Court records, church rosters and marriage certificates provide some evidence of wide bonds of solidarity between the first generation of Black and white indentured servants in America. They labored together, intermarried, shared similar aspirations and grievances against the planters and even ran away together. Some historians have suggested that it proved difficult for planters to teach their white indentured servants to worship their skin color.

But by the middle of the 17th century, within a generation of the arrival of the first Africans in America, that all changed. The lords of the legislature, who were planters themselves, enacted laws against intermarriage, meted out harsher punishment for Blacks accused of the same transgressions as whites and extended indentured servitude to lifetime servitude, and ultimately to slavery.

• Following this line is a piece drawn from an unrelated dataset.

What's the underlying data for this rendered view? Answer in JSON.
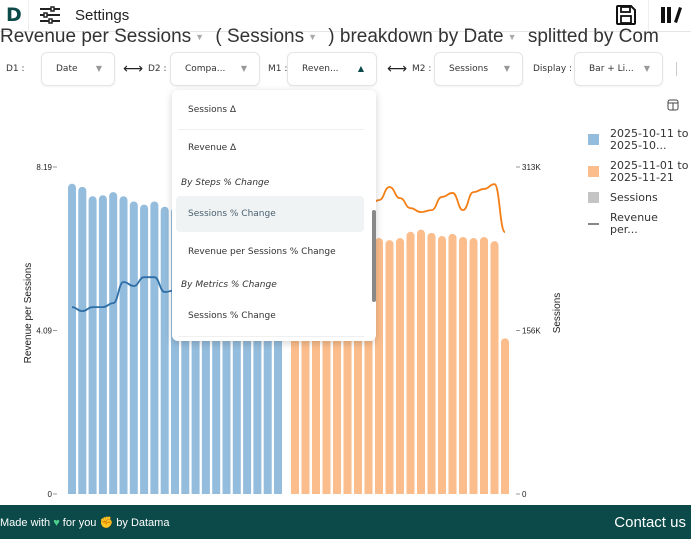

The message was pretty clear: You may not be as good as us (class) but at least we’ve allowed you to be better off than them (race). And that formula, which first carves American society across class lines, then further carves it based on race, has been in use and in place ever since. It’s a tried and tested way of keeping the 1% in power while setting the 99% at odds with each other based on race.

This intersection of class and race is most likely a major reason why UW Black campus police officers encountered the “unbearable” racism that caused them to sue. Black and white campus police officers occupy roughly the same economic category as each other, and are similarly viewed as different from the rest of a college campus for being on the other side of the academic/nonacademic divide. Yet white campus police officers made clear their superior (“at least I’m better off than you”) status by directing racial animosity at their Black colleagues.

Racism began as a choice in America, one that for most now seems the way it’s always been. UW can choose to change this, at least on its campuses. It can settle with the officers involved, and enforce the same set of rules that govern diversity, equity and inclusion on the academic side of campus on the nonacademic side as well. The intersection of race and class is not set in stone. It can, and needs to be, dismantled.